The SKIP section is my favorite part. Surfacing what didn't work is arguably more valuable than surfacing what did. It saves the on-call engineer from repeating the same wild goose chase that wasted 20 minutes three months ago.

What I'd Do Differently

If I were starting over, a few things:

I'd invest more time in the synonym expansion earlier. I built a query augmentation layer that expands "504" to timeout, latency, slow, delay and "webhook" to callback, capture before sending the query to Hindsight. This dramatically improved recall quality for incidents described with different vocabulary. I added it late and wished I'd done it from the start.
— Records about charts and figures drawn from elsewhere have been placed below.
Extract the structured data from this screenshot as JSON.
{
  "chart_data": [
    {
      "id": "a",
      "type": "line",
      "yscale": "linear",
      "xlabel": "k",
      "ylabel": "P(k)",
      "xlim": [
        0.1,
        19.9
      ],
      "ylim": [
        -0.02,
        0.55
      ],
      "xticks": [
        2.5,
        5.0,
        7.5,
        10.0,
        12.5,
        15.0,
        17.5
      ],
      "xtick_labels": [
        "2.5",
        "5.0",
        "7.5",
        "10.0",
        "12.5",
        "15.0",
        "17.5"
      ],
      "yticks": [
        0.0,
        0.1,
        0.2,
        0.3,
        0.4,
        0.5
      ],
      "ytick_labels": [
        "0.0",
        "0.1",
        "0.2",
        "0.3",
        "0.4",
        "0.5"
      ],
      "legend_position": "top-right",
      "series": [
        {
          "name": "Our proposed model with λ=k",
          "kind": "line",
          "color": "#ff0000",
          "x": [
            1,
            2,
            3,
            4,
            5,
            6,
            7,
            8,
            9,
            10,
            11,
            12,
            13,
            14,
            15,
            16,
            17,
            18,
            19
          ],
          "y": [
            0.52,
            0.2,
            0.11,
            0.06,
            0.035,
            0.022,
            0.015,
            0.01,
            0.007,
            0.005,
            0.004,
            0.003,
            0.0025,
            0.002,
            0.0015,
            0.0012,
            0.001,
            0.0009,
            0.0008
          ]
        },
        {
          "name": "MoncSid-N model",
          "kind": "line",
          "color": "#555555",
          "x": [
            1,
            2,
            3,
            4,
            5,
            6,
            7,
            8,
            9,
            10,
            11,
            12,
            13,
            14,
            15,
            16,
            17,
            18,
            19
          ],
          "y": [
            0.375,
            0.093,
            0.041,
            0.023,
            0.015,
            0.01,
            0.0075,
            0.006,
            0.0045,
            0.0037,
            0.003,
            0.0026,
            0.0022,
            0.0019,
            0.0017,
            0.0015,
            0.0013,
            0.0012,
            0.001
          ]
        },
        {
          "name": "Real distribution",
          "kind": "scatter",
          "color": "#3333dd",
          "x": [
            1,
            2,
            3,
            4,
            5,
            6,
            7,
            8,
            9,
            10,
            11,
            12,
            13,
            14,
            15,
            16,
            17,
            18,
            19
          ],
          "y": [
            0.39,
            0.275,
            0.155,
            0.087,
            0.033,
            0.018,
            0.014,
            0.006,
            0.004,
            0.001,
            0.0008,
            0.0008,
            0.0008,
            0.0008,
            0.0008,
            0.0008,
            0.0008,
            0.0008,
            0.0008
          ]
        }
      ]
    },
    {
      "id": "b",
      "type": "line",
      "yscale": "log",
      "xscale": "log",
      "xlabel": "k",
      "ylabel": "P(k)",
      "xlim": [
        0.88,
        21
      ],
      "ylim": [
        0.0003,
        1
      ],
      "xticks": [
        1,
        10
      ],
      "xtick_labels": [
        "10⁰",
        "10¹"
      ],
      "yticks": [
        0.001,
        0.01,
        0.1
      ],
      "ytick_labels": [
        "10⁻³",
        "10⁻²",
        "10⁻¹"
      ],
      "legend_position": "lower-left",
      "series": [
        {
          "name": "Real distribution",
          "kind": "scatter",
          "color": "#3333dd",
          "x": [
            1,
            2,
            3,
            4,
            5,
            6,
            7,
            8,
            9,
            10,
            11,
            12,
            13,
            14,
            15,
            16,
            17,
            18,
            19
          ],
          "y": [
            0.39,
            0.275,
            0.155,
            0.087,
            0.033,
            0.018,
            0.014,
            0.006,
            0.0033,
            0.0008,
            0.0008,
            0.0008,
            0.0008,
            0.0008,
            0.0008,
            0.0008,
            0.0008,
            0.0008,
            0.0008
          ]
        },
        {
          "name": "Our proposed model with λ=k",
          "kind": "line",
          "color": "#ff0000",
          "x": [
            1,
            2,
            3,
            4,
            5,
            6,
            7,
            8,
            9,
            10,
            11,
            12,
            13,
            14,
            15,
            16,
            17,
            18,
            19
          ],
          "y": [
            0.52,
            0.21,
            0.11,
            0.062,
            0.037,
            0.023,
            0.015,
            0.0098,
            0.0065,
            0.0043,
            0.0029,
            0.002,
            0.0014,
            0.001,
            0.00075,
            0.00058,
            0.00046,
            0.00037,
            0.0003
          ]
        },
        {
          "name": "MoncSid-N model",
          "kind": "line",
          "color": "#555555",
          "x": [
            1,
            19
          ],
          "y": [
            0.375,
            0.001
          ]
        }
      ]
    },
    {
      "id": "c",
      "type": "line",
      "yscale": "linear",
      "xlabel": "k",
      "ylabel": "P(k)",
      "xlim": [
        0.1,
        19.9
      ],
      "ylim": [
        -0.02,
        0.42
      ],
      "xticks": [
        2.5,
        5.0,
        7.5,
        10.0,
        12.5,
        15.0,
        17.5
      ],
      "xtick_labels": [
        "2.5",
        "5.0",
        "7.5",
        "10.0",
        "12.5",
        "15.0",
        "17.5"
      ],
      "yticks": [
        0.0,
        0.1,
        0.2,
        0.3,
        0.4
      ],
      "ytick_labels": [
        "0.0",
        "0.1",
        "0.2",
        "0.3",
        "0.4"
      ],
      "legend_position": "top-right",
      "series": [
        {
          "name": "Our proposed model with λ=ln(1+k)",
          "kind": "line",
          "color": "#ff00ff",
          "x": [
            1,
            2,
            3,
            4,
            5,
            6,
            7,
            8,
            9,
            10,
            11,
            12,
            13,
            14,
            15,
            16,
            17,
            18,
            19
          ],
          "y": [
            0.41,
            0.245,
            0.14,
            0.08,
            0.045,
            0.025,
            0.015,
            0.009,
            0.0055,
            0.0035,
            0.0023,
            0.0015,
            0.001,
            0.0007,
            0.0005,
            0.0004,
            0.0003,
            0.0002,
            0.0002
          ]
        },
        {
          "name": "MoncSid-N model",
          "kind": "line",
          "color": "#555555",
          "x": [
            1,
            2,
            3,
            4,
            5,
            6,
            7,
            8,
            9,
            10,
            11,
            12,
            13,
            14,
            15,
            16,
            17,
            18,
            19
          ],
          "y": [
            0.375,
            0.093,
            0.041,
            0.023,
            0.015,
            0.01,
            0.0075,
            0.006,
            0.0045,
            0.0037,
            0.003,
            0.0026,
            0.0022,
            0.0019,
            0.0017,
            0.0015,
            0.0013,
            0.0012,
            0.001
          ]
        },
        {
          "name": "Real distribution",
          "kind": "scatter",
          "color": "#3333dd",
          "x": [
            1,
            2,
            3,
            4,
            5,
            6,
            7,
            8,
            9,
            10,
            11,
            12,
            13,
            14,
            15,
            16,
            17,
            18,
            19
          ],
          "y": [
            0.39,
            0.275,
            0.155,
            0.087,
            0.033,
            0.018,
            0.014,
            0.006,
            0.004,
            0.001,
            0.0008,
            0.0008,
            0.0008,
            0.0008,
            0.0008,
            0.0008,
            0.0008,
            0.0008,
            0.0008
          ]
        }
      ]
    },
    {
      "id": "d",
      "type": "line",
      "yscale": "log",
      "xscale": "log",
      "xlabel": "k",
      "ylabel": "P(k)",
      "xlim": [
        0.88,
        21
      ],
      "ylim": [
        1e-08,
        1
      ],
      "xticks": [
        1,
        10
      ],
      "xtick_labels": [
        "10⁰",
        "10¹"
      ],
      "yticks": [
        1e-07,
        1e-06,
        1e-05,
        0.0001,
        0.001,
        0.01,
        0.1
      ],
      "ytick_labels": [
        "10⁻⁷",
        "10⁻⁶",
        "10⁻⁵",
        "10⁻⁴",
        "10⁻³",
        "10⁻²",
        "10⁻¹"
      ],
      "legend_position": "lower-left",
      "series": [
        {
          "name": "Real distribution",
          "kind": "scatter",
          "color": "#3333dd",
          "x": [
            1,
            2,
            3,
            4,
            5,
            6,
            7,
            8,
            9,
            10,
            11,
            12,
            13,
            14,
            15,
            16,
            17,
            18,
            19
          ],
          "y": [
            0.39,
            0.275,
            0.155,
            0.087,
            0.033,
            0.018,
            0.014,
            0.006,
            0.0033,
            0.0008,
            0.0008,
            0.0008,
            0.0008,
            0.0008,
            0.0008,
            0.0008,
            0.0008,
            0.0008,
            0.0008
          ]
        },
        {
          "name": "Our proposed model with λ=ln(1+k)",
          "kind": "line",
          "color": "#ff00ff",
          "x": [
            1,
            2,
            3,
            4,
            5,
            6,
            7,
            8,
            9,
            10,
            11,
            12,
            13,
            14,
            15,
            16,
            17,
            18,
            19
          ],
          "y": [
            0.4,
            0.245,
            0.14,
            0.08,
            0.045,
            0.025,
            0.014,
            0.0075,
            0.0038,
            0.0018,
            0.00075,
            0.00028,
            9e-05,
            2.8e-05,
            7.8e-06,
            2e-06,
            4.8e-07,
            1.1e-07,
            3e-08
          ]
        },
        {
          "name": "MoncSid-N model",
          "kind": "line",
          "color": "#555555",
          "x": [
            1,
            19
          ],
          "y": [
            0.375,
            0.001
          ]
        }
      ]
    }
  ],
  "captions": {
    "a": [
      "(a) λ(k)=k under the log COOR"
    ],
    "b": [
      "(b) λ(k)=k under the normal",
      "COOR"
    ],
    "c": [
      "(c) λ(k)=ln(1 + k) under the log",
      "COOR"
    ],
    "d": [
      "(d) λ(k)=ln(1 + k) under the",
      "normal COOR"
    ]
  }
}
I'd build a feedback UI sooner. Right now, closing the loop—marking an incident resolved, tagging what worked—is done through the API. A simple "Was this helpful? What was the actual fix?" button after each triage would make memory accumulation feel natural instead of manual.

I'd worry less about the LLM and more about the metadata. I spent days tuning prompts before I realized the prompts didn't matter much. What mattered was the structure of the memories going in. Get the metadata schema right—classification, failed_checks, successful_fix—and the recall outputs basically write themselves.

Lessons for Other Agent Builders

1. Stateless agents repeat mistakes. This sounds obvious but it's easy to miss when your agent gives good answers in a single session. The failure mode is across sessions, across weeks, across team members. If your agent can't remember what failed last time, it will suggest it again.

2. Episodic memory > document retrieval. Runbooks encode process. Episodes encode experience. The difference matters when the process says "check the logs" but experience says "checking the logs wasted 30 minutes last time—skip it."

3. Structure what you store. Unstructured text blobs are fine for search. They're bad for decision-making. Explicit fields for what worked, what failed, and how the incident was classified let you build deterministic responses instead of relying on the LLM to extract structure at query time.

4. Grounding beats generation. Build the response from memory first. Use the LLM to elaborate in follow-up turns, not to invent the initial answer. Your on-call engineer at 3 AM needs the fix that worked last time, not a creative interpretation of your documentation.

5. Build the fallback path first. My local text-overlap fallback let me iterate without API keys, demo without cloud dependencies, and ship faster. When I plugged in real Hindsight recall, it was a one-line swap. Fallbacks aren't tech debt—they're velocity.

Kairo is built with Hindsight for agent memory.
The code is at github.com/MORPHEUS-536/Kairo.